Assalamu'alaikum
Wr. Wb.
Segala puji bagi Allah yang telah mempertemukan
kita pada tulisan ini. Sholawat serta salam tak lupa kita sanjungkan kepada
suri tauladan kita Nabi besar Muhammad Saw. Salam hangat selalu tercurah untuk
sahabat-sahabat yang sedang membaca tulisan ini. Semoga kita selalu diberi
kekuatan serta perlindungan dari Allah Swt. ditengah wabah coronavirus disease
2019 (Covid-19). Dan semoga wabah ini segera berakhir sehingga aktivitas
sehari-hari dan juga ibadah kita bisa kembali kita kerjakan dengan sebagaimana
mestinya tanpa ada halangan suatu apapun.
Hal yang mungkin tak dirasa, ya seperti judul pada tulisan
ini, mungkin diantara kita semua ada yang tak merasa bahwa saat ini (kamis,26 Maret
2020) sudah memasuki bulan Sya’ban. Mungkin kita terlalu sibuk dengan corona,
sibuk dengan rupiah yang semakin turun nilainya, sibuk dengan tugas/pekerjaan
yang menumpuk dirumah karena saat ini hampir seluruh aktivitas kita di Indonesia
dialihkan ke metode daring (dalam jaringan), ataupun sibuk dengan hal-hal yang
lain sehingga kita tak merasa bahwa sebulan lagi kita akan menjumpai bulan yang
istimewa, bulan yang sangat luar biasa bagi umat islam yaitu bulan Ramadhan.
Satu bulan bukanlah waktu yang lama, mungkin terasa lama
ketika kita sedang menunggu gajian atau menunggu panggilan kerja. Tetapi waktu
satu bulan akan terasa cepat apabila kita mengingat harus membayar tagihan
listrik, air, jaminan kesehatan, atau kreditan kendaraan. Mungkin selalu
terlintas di hati, “wah seminggu lagi bayar tagihan ini, itu, dan lain
sebagainya”. Nah di waktu satu bulan ini pasti akan terasa singkat juga bagi
kita yang mempunyai hutang puasa pada ramadhan sebelumnya. Kita tentu tidak mau
melewatkannya bukan?. Seperti kita ketahui bahwa puasa ramadhan itu hukum nya
Fardhu ‘Ain (wajib bagi setiap individu) apabila kita melewatkannya, berarti
kita wajib meng-qadha nya di hari yang lain. Seperti yang telah termuat
dalam Qs. Al-Baqarah ayat 184 yang artinya :
“Barangsiapa
diantara kamu ada yang sakit atau dalam perjalanan (lalu ia berbuka), maka
(wajiblah baginya berpuasa) sebanyak hari yang ditinggalkan itu pada hari-hari
yang lain.” (QS.
Al-Baqarah: 184)
Sekian yang dapat saya sampaikan, semoga
bermanfaat.

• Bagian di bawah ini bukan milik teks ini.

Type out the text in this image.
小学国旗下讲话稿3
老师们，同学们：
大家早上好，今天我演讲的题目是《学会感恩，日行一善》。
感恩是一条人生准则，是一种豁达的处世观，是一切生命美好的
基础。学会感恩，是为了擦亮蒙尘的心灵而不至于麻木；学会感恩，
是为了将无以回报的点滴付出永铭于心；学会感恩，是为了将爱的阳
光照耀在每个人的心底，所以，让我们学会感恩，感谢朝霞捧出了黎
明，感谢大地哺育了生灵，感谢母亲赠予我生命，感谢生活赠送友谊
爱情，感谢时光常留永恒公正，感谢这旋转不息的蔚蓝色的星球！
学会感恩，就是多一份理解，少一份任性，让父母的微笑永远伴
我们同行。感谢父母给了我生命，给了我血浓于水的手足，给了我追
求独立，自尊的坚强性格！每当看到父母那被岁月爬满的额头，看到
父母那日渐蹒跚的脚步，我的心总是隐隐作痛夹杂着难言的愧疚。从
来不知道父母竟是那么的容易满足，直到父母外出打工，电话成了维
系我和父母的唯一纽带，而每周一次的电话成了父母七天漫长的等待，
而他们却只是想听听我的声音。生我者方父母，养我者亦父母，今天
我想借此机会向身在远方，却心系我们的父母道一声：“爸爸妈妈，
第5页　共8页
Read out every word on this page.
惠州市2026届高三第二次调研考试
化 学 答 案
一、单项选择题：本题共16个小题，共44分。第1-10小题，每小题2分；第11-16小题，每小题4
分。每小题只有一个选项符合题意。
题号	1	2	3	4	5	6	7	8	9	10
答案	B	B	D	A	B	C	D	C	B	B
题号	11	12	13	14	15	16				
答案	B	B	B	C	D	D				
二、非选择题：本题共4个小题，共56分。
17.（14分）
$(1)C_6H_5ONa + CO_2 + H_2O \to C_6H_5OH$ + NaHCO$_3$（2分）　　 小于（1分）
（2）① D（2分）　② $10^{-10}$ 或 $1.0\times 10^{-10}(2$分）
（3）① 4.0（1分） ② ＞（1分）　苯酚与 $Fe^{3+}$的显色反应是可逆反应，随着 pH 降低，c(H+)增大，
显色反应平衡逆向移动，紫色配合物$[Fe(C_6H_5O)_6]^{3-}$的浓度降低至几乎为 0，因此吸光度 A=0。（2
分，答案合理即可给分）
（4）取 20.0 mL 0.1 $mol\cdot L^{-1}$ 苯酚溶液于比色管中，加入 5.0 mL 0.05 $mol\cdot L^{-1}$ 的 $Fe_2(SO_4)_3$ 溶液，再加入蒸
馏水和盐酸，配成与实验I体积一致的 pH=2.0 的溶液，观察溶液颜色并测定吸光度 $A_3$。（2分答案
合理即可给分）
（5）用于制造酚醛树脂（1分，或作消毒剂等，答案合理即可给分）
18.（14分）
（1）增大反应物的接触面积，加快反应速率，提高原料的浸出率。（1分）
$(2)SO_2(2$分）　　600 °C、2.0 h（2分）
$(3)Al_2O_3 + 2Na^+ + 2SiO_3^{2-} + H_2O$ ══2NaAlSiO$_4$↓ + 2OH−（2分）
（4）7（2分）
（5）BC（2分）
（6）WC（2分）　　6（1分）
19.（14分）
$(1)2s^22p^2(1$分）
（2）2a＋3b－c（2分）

Mari kita manfaatkan waktu satu bulan ini dengan semaksimal mungkin
untuk menyambut datangnya bulan Ramadhan yang mana merupakan bulan yang
sangat istimewa bagi kita semua, semoga yang mempunyai hutang puasa ramadhan
yang lalu bisa terbayar sebelum ramadhan yang akan datang tiba.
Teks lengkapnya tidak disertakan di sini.